We define a “flaky” test result as a test that exhibits both a passing and a failing result with the same code. –John Micco, Google

Since 2016, our CI has been able to detect whether a test failure is flaky using two complementary approaches:

  1. Same code, different results. Once a build finishes, CI checks for other builds run against the same code using the root git tree hash. If another build had different results—for example, a test failed on the first build but passed on the second—the test failure was marked as flaky. While this approach was accurate, it only worked if a build was retried.
  2. Retry tests that fail. When a test failed, it was retried again later within the same build. This could be used on every build at minimal cost. If the test passed when rerun, it was marked as flaky. However, certain types of flaky tests couldn’t be detected with this approach, such as a time-based flaky test. (If your test failed because it was a leap year, rerunning it two minutes later won’t help.)

Unfortunately, these approaches were only able to identify 25 percent of the flaky failures, counting on developers to find the rest. Before delegating flaky test detection to CI, we needed an approach that was as good or better than a person.

Making it better

We decided to iterate on the test retry approach by rerunning the test three times, each in a scenario targeting a common cause of flakiness.

  1. Retry in the same process. This retry attempts to replicate the same conditions in which the test failed: same Ruby VM, same database, same host. If the test passes under the same conditions, it is likely caused by randomness in the code or a race condition.
  2. Retry in the same process, shifted into the future. This retry attempts to replicate the same conditions with one exception: time. If the test passes when run in the future, as simulated by test helpers, it is likely caused by an incorrect assumption about time (e.g., “there are 28 days in February”).
  3. Retry on a different host. This attempts to run the same code in a completely separate environment: different Ruby VM, different database, different host. If the test passes under these conditions but fails in the other two retries, it is likely caused by test order-dependence or some other shared state.

Using this approach, we are able to automatically identify 90 percent of flaky failures.

Further, because we kept a history of how a test would fail, we were also able to estimate the cause of flakiness: chance, time-based, or order-dependent. When it came time to fix a test, this gave the developer a headstart.

Measuring impact

Once we could accurately detect flaky failures, we needed a way to quantify impact to automate prioritization.

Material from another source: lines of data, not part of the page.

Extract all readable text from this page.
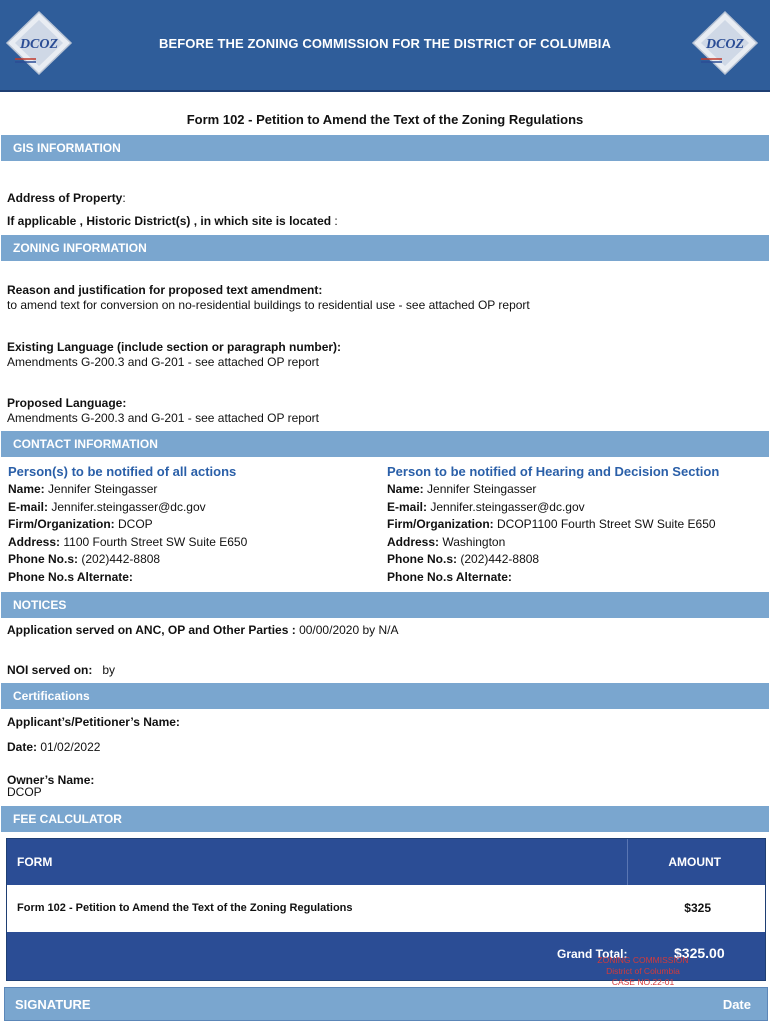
DCOZ	BEFORE THE ZONING COMMISSION FOR THE DISTRICT OF COLUMBIA	DCOZ
Form 102 - Petition to Amend the Text of the Zoning Regulations
GIS INFORMATION
Address of Property:
If applicable , Historic District(s) , in which site is located :
ZONING INFORMATION
Reason and justification for proposed text amendment:
to amend text for conversion on no-residential buildings to residential use - see attached OP report
Existing Language (include section or paragraph number):
Amendments G-200.3 and G-201 - see attached OP report
Proposed Language:
Amendments G-200.3 and G-201 - see attached OP report
CONTACT INFORMATION
Person(s) to be notified of all actions
Name: Jennifer Steingasser
E-mail: Jennifer.steingasser@dc.gov
Firm/Organization: DCOP
Address: 1100 Fourth Street SW Suite E650
Phone No.s: (202)442-8808
Phone No.s Alternate:
Person to be notified of Hearing and Decision Section
Name: Jennifer Steingasser
E-mail: Jennifer.steingasser@dc.gov
Firm/Organization: DCOP1100 Fourth Street SW Suite E650
Address: Washington
Phone No.s: (202)442-8808
Phone No.s Alternate:
NOTICES
Application served on ANC, OP and Other Parties : 00/00/2020 by N/A
NOI served on: by
Certifications
Applicant’s/Petitioner’s Name:
Date: 01/02/2022
Owner’s Name:
DCOP
FEE CALCULATOR
FORM	AMOUNT
Form 102 - Petition to Amend the Text of the Zoning Regulations	$325
Grand Total:	$325.00
ZONING COMMISSION
District of Columbia
CASE NO.22-01
SIGNATURE	Date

To do this, we used information tracked with every test failure: build, branch, author, commit, and more. Using this information, a flaky test is given an impact score based on how many times it has failed as well as how many branches, developers, and deploys were affected by it. The higher the score, the more important the flaky test.

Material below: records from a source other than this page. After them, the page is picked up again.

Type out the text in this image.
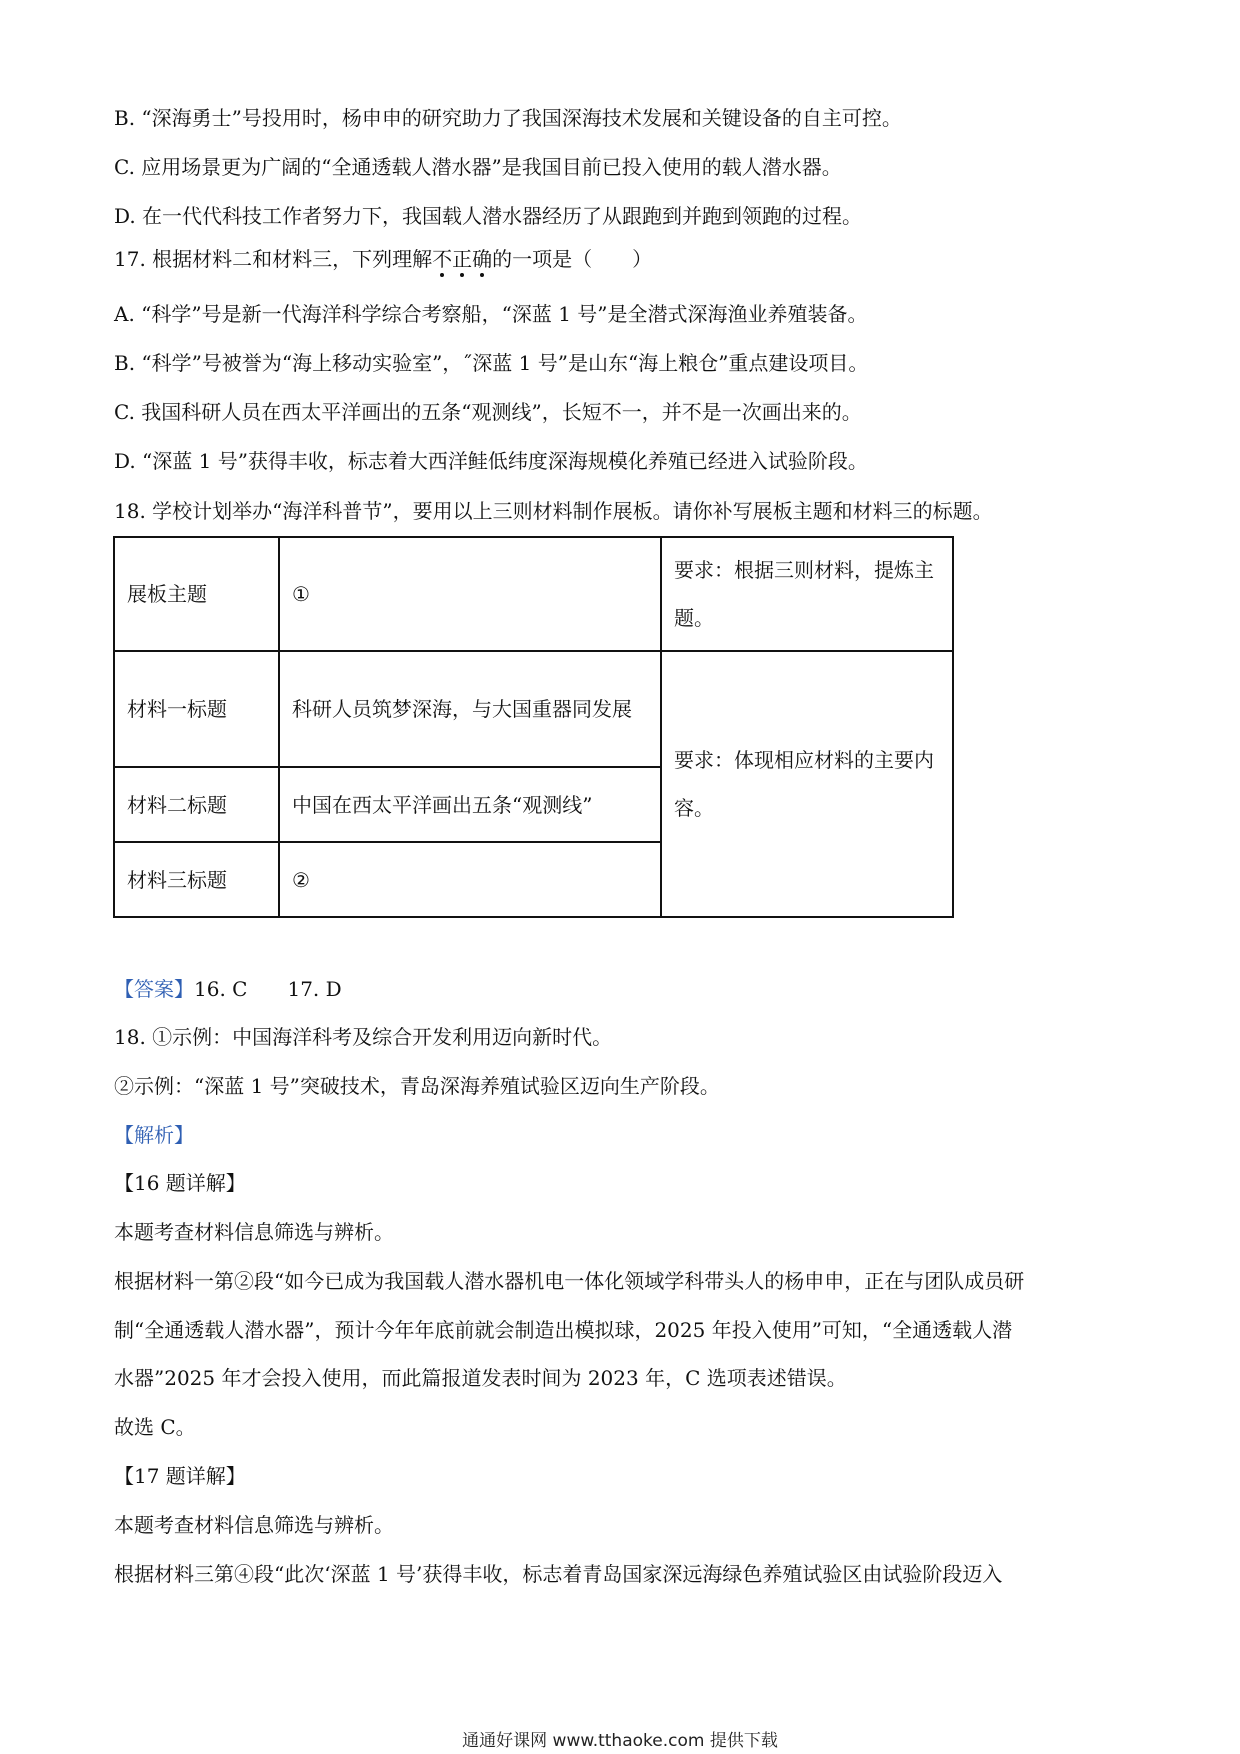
B. “深海勇士”号投用时，杨申申的研究助力了我国深海技术发展和关键设备的自主可控。
C. 应用场景更为广阔的“全通透载人潜水器”是我国目前已投入使用的载人潜水器。
D. 在一代代科技工作者努力下，我国载人潜水器经历了从跟跑到并跑到领跑的过程。
17. 根据材料二和材料三，下列理解不正确的一项是（　　）
A. “科学”号是新一代海洋科学综合考察船，“深蓝 1 号”是全潜式深海渔业养殖装备。
B. “科学”号被誉为“海上移动实验室”，˝深蓝 1 号”是山东“海上粮仓”重点建设项目。
C. 我国科研人员在西太平洋画出的五条“观测线”，长短不一，并不是一次画出来的。
D. “深蓝 1 号”获得丰收，标志着大西洋鲑低纬度深海规模化养殖已经进入试验阶段。
18. 学校计划举办“海洋科普节”，要用以上三则材料制作展板。请你补写展板主题和材料三的标题。
展板主题	①	要求：根据三则材料，提炼主题。
材料一标题	科研人员筑梦深海，与大国重器同发展	要求：体现相应材料的主要内容。
材料二标题	中国在西太平洋画出五条“观测线”	
材料三标题	②	
【答案】16. C　　17. D
18. ①示例：中国海洋科考及综合开发利用迈向新时代。
②示例：“深蓝 1 号”突破技术，青岛深海养殖试验区迈向生产阶段。
【解析】
【16 题详解】
本题考查材料信息筛选与辨析。
根据材料一第②段“如今已成为我国载人潜水器机电一体化领域学科带头人的杨申申，正在与团队成员研
制“全通透载人潜水器”，预计今年年底前就会制造出模拟球，2025 年投入使用”可知，“全通透载人潜
水器”2025 年才会投入使用，而此篇报道发表时间为 2023 年，C 选项表述错误。
故选 C。
【17 题详解】
本题考查材料信息筛选与辨析。
根据材料三第④段“此次‘深蓝 1 号’获得丰收，标志着青岛国家深远海绿色养殖试验区由试验阶段迈入
通通好课网 www.tthaoke.com 提供下载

Once the score exceeds a certain threshold, an issue is automatically opened and assigned to the people who most recently modified either the test files or associated code prior to the test becoming flaky. To help jog the memory of those assigned, a link to the commit that may have introduced the problem is added to the issue.

Teams can also view flaky tests by impact, CODEOWNER, or suite, giving insight into the test suite and giving developers a TODO list for problem areas.

Closing

By reducing the number of flaky builds by 18x, the new system makes CI more trustworthy and red builds more meaningful. If your pull request has a failure, it’s a sign you need to change something, not a sign you should hit Rebuild. When it comes time to deploy, you can be sure that your build won’t go red late in the day because a test doesn’t take into account daylight saving time.

This keeps us moving, even when we make mistakes.